Canadian Dollar Gains as Traders Eye CPI With BOC Taper in Focus
Comment of the Day

April 21 2021

Commentary by Eoin Treacy

Canadian Dollar Gains as Traders Eye CPI With BOC Taper in Focus

This article from Bloomberg may be of interest to subscribers. Here is a section:  

The loonie edged slightly higher ahead of data forecast to show inflation ticked up. Investors will then turn their focus to the Bank of Canada’s policy decision in which policy makers are widely expected to announce the tapering of asset purchases.

USD/CAD +0.1% to 1.2601; fell as much as 0.2%; the loonie is stronger than most Group-of-10 peers

Scotiabank’s Shaun Osborne and Juan Manuel Herrera are watching whether policymakers opt to taper from the current CAD4bn/week to CAD3bn/week

Such a move should help support the loonie, they said, noting that they expect “the language of the policy statement and MPR to try and soften the impact” of a tapering decision

CIBC’s Bipan Rai said a convincing break of the 1.2650 level would be a possible signal of a new trading range, and recommends establishing longs there to target 1.30

Eoin Treacy's view

The 2020 trend of unanimous global monetary and fiscal support is fraying as countries move to pursuing their individual priorities and as the pace of recovery diverges.
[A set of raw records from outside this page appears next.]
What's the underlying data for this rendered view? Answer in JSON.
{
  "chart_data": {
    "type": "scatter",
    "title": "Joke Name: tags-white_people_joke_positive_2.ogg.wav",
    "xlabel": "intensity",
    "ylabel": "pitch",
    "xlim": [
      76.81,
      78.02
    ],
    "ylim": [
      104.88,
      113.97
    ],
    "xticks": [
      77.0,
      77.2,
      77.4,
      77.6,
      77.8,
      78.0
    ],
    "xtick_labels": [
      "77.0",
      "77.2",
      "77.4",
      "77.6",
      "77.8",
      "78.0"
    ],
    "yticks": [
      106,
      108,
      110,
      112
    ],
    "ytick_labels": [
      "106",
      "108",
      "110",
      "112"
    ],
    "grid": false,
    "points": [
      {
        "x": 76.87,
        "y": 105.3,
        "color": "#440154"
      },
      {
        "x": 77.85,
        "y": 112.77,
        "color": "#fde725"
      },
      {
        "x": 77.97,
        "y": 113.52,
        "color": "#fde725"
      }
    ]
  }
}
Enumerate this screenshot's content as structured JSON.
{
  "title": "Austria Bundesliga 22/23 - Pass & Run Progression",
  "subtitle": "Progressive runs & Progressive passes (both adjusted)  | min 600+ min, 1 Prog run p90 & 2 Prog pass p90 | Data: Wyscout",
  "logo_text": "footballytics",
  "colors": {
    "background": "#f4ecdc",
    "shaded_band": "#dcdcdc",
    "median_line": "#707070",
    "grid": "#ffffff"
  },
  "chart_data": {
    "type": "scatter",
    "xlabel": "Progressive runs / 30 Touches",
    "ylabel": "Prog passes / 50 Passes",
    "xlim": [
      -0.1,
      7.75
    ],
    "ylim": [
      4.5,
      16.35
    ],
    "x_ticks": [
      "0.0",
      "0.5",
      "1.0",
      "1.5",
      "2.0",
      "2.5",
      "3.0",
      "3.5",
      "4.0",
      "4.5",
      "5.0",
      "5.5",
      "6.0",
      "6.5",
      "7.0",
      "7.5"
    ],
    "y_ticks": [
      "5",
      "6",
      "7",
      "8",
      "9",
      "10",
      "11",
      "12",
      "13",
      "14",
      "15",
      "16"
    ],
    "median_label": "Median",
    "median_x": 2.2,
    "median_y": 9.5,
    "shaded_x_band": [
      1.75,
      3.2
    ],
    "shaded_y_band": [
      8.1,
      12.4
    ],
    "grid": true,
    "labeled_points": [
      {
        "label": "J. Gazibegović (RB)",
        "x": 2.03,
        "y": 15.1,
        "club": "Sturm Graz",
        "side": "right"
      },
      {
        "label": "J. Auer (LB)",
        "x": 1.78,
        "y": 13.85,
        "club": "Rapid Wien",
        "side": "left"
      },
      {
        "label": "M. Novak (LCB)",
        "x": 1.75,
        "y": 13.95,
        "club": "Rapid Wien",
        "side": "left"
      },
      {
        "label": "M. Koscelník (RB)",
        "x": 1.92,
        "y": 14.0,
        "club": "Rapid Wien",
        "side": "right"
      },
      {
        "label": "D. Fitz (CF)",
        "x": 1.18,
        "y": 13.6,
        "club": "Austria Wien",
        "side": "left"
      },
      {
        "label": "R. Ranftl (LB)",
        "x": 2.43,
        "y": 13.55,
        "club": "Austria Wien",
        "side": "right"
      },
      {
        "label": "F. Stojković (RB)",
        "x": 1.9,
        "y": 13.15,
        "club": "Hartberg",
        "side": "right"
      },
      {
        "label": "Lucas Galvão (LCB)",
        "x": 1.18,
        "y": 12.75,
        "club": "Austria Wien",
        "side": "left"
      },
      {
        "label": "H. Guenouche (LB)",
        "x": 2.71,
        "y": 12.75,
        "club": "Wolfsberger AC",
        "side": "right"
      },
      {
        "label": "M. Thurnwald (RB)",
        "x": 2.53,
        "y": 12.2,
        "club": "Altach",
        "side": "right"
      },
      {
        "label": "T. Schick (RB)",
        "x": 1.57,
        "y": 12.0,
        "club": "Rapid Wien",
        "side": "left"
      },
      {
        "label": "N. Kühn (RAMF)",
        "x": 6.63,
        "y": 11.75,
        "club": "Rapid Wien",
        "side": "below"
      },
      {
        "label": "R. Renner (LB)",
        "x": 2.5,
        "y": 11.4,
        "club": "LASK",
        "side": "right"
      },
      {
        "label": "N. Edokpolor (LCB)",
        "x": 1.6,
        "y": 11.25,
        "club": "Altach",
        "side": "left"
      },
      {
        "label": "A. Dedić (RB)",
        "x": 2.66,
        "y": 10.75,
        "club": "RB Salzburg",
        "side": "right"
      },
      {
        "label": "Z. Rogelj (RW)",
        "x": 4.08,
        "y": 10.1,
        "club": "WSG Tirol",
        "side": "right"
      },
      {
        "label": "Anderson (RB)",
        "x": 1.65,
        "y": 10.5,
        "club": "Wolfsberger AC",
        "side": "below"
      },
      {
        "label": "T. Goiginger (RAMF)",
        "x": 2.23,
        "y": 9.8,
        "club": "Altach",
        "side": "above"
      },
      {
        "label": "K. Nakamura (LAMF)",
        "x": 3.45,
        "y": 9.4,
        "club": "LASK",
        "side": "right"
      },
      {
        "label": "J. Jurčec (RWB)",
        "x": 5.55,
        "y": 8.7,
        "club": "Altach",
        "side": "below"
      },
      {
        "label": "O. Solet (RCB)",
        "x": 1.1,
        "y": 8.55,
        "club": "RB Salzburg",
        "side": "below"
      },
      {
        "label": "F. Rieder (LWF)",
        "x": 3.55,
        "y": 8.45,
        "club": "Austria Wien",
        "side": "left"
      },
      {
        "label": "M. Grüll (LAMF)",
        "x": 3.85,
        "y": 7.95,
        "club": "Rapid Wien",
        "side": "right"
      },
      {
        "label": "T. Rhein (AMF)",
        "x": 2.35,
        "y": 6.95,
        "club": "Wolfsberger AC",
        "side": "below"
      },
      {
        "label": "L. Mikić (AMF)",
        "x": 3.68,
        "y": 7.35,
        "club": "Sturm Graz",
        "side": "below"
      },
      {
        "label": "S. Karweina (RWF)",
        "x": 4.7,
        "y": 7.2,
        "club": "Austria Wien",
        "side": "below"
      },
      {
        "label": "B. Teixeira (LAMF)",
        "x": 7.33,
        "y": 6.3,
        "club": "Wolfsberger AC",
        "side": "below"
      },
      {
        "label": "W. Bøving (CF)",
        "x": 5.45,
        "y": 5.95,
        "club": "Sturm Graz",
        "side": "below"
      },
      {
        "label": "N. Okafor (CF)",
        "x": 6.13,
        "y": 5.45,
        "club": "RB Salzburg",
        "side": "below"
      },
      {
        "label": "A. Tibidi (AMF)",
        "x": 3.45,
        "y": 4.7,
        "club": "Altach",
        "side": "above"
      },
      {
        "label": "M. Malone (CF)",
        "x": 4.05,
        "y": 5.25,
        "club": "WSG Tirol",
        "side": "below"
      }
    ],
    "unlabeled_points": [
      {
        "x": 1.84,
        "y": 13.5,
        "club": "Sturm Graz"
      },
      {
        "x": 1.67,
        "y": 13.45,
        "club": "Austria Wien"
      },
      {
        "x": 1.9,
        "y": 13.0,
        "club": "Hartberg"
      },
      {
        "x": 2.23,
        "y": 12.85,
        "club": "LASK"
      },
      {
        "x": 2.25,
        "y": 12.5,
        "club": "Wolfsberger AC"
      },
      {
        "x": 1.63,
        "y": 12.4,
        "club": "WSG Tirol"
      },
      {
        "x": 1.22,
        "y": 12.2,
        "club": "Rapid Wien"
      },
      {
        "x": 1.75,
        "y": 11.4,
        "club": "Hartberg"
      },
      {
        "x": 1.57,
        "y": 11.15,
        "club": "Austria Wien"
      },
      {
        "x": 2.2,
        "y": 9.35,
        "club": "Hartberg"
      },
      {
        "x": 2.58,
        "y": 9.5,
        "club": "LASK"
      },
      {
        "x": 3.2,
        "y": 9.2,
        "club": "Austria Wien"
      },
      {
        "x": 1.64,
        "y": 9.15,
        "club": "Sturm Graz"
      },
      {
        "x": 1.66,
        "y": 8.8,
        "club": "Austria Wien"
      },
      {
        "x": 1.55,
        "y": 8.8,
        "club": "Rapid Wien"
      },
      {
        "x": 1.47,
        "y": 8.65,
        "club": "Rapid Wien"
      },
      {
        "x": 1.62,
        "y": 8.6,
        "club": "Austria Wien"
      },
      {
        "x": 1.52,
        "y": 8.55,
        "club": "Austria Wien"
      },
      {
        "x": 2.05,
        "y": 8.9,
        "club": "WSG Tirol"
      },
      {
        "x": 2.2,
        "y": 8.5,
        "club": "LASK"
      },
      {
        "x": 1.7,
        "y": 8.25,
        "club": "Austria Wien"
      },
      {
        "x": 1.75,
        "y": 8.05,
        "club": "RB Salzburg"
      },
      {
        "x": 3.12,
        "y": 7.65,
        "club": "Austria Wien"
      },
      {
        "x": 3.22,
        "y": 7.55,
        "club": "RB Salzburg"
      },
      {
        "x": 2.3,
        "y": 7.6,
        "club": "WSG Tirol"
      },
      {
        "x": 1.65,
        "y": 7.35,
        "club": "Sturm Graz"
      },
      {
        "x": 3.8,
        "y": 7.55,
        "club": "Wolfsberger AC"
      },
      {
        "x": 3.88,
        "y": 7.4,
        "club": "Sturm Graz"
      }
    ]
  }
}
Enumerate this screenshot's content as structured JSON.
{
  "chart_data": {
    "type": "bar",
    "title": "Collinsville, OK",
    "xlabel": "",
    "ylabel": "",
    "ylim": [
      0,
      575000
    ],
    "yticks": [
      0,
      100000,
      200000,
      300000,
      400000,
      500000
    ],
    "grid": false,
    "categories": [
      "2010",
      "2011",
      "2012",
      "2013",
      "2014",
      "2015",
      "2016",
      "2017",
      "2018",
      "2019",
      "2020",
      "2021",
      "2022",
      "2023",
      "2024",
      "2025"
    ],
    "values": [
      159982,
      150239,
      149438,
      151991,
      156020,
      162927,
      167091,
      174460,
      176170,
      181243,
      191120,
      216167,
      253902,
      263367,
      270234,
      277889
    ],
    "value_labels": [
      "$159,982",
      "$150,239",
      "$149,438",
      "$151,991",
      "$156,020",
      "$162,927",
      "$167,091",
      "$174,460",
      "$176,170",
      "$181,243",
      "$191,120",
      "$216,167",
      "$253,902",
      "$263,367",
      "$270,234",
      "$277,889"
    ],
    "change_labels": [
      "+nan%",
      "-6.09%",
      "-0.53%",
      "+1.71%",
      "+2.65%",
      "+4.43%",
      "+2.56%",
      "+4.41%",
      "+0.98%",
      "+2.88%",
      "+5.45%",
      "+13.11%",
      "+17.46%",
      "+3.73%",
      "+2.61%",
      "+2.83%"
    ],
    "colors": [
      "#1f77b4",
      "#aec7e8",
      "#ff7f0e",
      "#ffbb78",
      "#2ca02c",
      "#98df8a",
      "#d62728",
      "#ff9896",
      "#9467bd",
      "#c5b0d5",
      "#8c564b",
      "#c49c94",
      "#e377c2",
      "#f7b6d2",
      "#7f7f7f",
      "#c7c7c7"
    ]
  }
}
Canada’s commodity and housing markets are firing on all cylinders so it is logical that they will begin to think about how to ease back from outsized assistance earlier than other countries.

The Loonie is currently testing the upper side of an almost six-year base formation and a sustained move above 80¢ would confirm a return to medium-term demand dominance.

Other resources-oriented currencies like the Australian Dollar, New Zealand Dollar, Russian Ruble, South African Rand and Brazilian Real are all steadying within their base formations or on the cusp of breaking out.

Repositioning into the higher yielding potential of resources currencies as commodities enter a new bull market is likely inevitable as focus of attention moves to current account balances and the attractions of creditor versus debtor currencies in a liquidity fuelled recovery.